En dehors de cette coupure, le pays est en général très ensablé ; mais rien à la surface, ni dans l’aspect de la végétation, n’indique de changement dans la nature du sol ; tout le long de la route les puits sont nombreux et les matériaux de déblais, accumulés à leur orifice, ne montrent jamais que des grès. Ce n’est qu’au voisinage de Gueydoum que des débris latéritiques indiquent l’approche d’une région différente.
Fig. 32. — Vallée entre Kongoumé et Maïjirgui.
1, Grès gris compact ; 2, Grès tendre jaune, très découpé (Crétacé supérieur ?) ; 3, Grès superficiel ferrugineux (latérite) ; 4, Dunes mortes.
Dans la région de Bilma, le Crétacé supérieur existe aussi d’une manière authentique ; Rohlf avait signalé, il y a longtemps, au sud de Bilma des grès riches en fossiles, notamment en empreintes d’ammonites ; et, auprès d’Agadem, des calcaires, diversement colorés, très fossilifères ; aucun exemplaire n’était parvenu en Europe ; dans sa belle traversée du Sahara (1892), le colonel Monteil a recueilli, à Zau Saghaïr, un oursin qui a été étudié par V. Gauthier ; le Noetlingia Monteili est voisin d’une forme du Maestrichtien du Beloutchistan[68]. Bien que, depuis, la route du Tchad à Bilma ait été parcourue à plusieurs reprises, aucun nouveau fossile n’a été rapporté ; les matériaux que le lieutenant Ayasse a recueillis et qui ont été étudiés par Freydenberg[69] montrent cependant qu’à côté de roches éruptives variées, il existe des roches sédimentaires, les unes peut-être anciennes (quartzites), d’autres certainement récentes : des grès à ciment argileux avec taches rouges ou violettes ont été trouvés en plusieurs points. Ils sont accompagnés de formations latéritiques et la petite collection de Ayasse, que j’ai pu voir à la Sorbonne, indique d’assez grandes analogies avec la région de Zinder. Les derniers envois du sergent Lacombe au Muséum confirment bien cette complexité de la région Fachi-Bilma ; il y a des roches granitiques, des quartzites (Silurien ?) des grès peut-être dévoniens ; les roches dominantes cependant (grès tendre bariolé, latérite, etc.), semblent se rapporter au Crétacé ou au Tertiaire.
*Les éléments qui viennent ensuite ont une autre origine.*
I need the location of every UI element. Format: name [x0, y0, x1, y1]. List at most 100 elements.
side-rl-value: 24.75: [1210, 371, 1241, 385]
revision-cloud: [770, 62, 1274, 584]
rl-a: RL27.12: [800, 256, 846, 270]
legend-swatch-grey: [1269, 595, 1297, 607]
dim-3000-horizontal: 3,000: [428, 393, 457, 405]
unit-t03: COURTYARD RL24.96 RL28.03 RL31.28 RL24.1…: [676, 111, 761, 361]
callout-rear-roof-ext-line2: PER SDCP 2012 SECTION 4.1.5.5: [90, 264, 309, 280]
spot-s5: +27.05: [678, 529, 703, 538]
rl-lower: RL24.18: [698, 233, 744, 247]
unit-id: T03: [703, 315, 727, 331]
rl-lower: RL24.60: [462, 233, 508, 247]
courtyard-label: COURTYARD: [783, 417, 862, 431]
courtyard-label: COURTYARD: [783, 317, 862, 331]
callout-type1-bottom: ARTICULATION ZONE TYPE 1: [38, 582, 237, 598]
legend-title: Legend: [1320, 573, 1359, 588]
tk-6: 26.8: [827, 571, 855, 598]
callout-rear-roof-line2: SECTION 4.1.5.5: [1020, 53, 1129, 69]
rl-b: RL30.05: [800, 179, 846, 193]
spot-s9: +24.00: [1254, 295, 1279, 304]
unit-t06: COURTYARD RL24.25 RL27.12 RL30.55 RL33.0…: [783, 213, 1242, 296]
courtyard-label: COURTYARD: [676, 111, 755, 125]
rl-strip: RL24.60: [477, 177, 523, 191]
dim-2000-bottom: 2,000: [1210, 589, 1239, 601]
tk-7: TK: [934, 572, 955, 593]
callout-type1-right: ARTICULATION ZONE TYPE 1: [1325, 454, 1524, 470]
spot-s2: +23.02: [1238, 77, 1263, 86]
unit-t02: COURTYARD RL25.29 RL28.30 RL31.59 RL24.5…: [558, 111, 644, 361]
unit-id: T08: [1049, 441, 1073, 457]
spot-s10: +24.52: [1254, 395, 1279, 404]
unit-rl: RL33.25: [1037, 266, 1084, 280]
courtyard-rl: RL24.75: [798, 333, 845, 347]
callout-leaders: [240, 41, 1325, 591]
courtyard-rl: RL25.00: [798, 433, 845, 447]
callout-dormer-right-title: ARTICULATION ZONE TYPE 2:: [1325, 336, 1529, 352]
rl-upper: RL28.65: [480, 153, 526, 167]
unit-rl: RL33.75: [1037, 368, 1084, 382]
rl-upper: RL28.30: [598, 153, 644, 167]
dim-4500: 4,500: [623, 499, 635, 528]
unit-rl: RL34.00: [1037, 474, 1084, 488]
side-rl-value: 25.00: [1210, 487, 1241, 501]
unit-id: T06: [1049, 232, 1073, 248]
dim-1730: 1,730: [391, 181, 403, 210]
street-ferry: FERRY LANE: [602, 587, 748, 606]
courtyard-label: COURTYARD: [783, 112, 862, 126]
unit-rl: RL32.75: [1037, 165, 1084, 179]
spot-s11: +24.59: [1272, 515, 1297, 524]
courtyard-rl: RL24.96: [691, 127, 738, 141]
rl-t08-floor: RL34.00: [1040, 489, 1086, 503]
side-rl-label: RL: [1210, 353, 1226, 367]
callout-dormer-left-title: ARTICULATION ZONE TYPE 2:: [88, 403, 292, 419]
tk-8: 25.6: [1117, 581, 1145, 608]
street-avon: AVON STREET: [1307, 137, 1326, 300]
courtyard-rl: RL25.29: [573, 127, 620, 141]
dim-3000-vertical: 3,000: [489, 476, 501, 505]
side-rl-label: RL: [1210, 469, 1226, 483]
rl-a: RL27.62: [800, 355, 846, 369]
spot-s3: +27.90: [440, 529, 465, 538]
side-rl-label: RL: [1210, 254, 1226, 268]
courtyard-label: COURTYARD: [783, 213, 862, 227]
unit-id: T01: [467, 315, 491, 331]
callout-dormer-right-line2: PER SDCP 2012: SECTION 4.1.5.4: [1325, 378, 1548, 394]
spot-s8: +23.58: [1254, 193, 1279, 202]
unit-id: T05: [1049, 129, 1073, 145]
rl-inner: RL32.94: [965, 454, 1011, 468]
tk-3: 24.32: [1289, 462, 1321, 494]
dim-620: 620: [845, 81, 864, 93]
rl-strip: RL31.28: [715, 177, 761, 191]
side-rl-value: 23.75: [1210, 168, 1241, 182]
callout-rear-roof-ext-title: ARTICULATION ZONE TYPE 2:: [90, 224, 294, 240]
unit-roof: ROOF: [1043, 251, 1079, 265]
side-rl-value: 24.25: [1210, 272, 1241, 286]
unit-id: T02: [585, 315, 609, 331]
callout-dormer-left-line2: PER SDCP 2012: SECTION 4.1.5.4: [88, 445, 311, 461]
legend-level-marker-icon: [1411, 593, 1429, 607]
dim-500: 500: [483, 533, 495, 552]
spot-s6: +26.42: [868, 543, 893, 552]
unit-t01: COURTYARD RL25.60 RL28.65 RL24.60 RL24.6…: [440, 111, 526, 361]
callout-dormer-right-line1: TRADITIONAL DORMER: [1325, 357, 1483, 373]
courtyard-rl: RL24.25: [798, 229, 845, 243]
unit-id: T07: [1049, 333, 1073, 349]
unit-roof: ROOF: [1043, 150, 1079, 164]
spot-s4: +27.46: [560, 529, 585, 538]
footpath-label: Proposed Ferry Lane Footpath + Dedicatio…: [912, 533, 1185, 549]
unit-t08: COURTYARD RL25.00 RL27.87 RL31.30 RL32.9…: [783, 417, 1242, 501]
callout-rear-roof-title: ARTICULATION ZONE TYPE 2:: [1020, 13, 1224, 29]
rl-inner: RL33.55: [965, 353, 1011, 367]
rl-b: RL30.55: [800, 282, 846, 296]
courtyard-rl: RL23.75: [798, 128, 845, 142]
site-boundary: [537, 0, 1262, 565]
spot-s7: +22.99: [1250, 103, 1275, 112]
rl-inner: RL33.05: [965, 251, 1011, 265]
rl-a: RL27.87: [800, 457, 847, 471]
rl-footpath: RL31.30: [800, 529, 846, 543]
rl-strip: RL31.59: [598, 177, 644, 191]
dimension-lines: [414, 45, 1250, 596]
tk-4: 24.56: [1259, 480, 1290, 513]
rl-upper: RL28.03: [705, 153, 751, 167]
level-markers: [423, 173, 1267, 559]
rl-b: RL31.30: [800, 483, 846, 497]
On connaît encore des terrains du même âge à l’ouest et au sud de l’Adr’ar’ des Ifor’as. M. Théveniaux a rapporté de Mabrouka le Cardita Beaumonti ; MM. Combemorel, Desplagnes, E. Gautier et Cortier ont trouvé, dans la vallée du Telemsi, la même forme accompagnée de nombreuses huîtres (O. Pomeli Coq., O. Nicaisei Coq., O. Bourguignati Coq.), caractéristiques du Crétacé supérieur d’Algérie.
MM. Arnaud et Pasquier ont rencontré les mêmes huîtres un peu plus à l’est ; un lamellibranche, probablement le Roudairia Drui Mun-Chalmas, forme commune dans le Crétacé supérieur algérien, était représenté dans leur envoi par deux moules assez médiocres. Ces Roudairia, qui sont connues depuis le Gabon jusqu’aux Pyrénées, semblent indiquer des communications faciles à travers le continent africain, entre la Méditerranée et l’Atlantique.
Cette bande de calcaires fossilifères a été recoupée par la plupart des itinéraires qui sont maintenant assez nombreux dans cette région ; Cortier a pu indiquer sa position avec assez de certitude sur une carte manuscrite qu’il a eu l’obligeance de me communiquer. Mais elle n’est pas uniquement crétacée et, dans la plupart des gisements, des fossiles éocènes ont été recueillis en même temps que les formes secondaires. Dans la majeure partie de son parcours, cette bande voisine avec les terrains archéens et primaires, mais les relations du Crétacé avec ces formations anciennes sont encore énigmatiques ; Lemoine [in Cortier, D’une rive à l’autre..., p. 409] serait disposé à admettre l’existence d’une faille, perpendiculaire aux plissements anciens. La chose est possible quoique l’allure de la bande calcaire soit bien peu rectiligne, mais il reste à l’établir.